The expr() function handles the expression functionality and its operation is a little more complex:

  1. expr() starts by calling the parse() helper function, which splits the string into tokens, being careful not to split inside strings or groups of parenthesis.
  2. Each token is then pre-processed: sub-expression tokens enclosed in parenthesis are recursively passed to expr() and the result spliced back in, function-call expressions enclosed in square brackets are passed to eval(), strings enclosed in curly brackets or quotes are stripped of their quotes, and strings representing numbers are converted to actual numbers.
  3. The token list is padded with None on both ends to allow unary operators to be emulated with binary operators that return the unused argument unchanged.
  4. The highest precedence operator is found in the list, and the corresponding function is called to compute it. The function returns a list, and the result is spliced (not inserted) back into the tokens array.
  5. The None-padding is removed and checked to make sure it is still None (if it isn't, there was a syntax error).
  6. If there are more operators, the loop continues from step 3.
  7. If there are no more operators, the tokens list is returned.

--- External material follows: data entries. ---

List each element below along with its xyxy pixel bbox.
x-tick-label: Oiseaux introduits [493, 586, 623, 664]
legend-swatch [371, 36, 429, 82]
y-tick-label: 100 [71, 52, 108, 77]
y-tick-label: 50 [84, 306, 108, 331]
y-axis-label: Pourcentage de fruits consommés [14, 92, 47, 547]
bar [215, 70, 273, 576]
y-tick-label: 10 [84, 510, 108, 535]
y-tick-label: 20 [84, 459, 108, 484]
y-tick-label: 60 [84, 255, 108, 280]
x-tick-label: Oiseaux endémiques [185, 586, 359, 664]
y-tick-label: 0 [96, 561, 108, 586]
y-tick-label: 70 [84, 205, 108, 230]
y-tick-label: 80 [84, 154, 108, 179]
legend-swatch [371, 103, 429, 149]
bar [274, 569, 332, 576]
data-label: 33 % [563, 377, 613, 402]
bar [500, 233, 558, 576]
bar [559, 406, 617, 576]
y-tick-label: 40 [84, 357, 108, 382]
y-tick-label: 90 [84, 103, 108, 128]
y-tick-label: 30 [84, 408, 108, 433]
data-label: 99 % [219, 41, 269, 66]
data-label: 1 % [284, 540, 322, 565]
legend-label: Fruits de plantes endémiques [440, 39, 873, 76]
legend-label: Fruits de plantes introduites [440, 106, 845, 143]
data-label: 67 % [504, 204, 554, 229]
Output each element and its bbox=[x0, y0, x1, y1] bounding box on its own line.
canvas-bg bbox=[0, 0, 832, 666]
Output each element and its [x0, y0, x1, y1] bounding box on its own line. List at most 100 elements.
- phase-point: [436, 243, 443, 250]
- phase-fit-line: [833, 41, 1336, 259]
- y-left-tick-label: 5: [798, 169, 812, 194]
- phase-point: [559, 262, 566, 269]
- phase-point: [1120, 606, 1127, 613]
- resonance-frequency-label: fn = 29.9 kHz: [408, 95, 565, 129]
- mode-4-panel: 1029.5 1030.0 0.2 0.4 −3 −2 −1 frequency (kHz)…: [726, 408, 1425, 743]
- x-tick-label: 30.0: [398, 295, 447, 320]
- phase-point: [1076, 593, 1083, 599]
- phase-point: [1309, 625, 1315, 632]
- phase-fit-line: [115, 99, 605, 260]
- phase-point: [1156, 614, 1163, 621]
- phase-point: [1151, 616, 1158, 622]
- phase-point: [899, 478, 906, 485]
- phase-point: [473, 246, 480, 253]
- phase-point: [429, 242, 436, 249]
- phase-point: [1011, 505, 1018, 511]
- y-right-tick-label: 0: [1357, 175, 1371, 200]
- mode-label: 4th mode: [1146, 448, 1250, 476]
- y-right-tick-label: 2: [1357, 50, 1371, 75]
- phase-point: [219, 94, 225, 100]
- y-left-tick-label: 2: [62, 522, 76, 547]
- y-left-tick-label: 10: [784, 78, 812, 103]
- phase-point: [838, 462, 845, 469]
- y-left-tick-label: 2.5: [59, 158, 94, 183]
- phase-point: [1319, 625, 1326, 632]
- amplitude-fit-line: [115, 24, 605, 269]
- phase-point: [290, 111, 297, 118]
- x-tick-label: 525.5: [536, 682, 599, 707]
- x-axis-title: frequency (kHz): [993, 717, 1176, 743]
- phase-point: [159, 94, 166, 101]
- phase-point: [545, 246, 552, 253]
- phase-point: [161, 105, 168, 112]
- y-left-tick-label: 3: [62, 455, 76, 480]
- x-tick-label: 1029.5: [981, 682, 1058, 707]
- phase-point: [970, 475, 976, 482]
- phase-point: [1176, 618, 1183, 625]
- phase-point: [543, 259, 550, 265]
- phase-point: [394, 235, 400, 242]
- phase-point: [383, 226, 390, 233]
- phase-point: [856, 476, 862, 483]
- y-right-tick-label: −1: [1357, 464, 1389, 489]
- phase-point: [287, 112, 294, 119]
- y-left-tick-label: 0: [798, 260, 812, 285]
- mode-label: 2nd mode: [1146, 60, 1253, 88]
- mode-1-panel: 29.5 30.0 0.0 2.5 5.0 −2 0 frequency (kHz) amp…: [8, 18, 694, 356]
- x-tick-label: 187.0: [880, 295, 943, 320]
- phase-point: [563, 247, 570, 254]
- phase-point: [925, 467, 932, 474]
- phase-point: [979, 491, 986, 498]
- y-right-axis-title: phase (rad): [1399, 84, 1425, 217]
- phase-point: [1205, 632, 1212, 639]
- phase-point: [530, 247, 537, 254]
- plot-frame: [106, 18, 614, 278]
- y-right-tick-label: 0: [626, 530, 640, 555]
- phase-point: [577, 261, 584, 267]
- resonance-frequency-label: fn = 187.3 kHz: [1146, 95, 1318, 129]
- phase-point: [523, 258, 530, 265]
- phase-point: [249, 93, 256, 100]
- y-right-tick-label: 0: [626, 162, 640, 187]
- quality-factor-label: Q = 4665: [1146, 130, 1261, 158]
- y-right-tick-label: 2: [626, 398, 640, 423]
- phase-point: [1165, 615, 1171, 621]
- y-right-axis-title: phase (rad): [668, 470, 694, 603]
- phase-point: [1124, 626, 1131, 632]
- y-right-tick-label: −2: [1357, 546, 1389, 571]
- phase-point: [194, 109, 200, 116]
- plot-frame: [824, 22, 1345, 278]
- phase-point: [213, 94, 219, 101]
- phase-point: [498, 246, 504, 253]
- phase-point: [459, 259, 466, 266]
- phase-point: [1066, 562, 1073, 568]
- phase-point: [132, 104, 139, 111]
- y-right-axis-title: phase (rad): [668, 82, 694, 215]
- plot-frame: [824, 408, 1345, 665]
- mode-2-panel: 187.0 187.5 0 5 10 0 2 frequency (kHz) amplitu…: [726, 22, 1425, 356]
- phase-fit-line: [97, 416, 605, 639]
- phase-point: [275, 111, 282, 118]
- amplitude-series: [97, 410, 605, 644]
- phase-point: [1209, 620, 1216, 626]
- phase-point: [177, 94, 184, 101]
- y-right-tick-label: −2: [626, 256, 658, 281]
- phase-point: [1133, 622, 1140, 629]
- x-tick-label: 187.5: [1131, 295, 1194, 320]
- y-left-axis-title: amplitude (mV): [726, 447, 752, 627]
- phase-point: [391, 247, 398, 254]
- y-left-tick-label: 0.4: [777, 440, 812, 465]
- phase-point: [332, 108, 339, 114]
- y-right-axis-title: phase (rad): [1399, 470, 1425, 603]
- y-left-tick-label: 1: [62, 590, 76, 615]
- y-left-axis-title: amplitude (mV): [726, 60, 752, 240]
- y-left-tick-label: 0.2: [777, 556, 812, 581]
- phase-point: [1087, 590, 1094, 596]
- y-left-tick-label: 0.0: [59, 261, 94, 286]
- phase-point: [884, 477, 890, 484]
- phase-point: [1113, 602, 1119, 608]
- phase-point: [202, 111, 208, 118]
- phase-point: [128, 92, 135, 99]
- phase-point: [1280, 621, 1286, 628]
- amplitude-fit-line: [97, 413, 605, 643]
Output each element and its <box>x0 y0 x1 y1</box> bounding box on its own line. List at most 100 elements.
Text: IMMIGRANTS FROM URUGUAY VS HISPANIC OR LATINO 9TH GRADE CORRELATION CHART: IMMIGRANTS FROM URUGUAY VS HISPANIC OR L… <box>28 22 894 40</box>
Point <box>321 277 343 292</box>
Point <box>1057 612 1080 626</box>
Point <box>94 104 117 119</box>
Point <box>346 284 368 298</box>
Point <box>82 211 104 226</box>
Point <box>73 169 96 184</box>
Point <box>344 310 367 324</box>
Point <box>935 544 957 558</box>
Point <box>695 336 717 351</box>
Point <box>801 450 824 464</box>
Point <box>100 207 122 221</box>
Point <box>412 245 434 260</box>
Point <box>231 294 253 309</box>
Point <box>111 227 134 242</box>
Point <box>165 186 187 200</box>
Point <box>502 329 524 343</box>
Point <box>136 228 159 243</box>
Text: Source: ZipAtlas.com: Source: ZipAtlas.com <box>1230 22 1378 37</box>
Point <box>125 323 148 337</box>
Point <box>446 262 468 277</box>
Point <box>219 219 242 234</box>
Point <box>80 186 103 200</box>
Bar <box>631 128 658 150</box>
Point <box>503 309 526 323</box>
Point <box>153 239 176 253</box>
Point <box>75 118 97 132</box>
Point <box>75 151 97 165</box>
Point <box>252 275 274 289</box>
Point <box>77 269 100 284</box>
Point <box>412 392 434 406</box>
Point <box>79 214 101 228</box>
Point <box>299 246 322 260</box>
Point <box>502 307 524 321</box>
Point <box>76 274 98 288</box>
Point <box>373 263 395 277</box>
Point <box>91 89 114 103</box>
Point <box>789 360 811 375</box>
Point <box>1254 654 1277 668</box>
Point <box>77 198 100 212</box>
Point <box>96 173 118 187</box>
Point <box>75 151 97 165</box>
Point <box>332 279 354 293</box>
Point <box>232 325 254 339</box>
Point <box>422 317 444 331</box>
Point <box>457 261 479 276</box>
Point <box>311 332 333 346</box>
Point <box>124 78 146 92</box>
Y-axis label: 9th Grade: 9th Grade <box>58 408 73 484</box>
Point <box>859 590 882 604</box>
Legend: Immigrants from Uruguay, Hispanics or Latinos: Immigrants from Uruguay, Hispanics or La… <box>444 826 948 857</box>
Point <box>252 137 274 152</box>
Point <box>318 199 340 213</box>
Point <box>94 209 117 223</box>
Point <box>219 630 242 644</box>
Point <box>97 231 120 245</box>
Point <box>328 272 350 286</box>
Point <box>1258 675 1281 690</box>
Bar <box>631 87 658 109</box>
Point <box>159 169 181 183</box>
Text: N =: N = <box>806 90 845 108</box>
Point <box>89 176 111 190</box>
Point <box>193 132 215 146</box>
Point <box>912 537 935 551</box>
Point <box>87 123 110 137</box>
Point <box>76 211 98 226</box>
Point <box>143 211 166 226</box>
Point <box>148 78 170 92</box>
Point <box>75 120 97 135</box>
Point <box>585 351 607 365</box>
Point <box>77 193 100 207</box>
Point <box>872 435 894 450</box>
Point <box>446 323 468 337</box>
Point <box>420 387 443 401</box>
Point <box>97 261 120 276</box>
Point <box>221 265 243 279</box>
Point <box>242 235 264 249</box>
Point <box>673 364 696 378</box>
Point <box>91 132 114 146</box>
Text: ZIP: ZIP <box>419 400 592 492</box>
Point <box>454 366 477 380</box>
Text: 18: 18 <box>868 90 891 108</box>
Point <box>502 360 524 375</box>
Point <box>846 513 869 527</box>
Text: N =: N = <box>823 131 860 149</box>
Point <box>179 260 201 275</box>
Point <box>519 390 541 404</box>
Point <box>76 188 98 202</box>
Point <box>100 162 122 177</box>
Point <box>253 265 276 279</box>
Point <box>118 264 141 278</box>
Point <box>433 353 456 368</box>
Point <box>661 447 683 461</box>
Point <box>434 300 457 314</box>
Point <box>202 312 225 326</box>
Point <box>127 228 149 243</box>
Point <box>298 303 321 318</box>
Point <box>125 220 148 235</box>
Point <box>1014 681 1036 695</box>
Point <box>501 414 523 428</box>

The only difference between BareEngine and Engine is that BareEngine has absolutely no functions, operators, or blocks implemented on it; while Engine has all of the above items implemented.

Performance

Abysmal at best. The implementation is highly recursive: every bracket, every nested data object, every function call, all put at least 2 call frames (and often more) on Python's stack. I advise calling sys.setrecursionlimit(2**31-1) (the maximum value) before calling any recursive JSON-code. This implementation was not designed for speed or memory but as just something that works.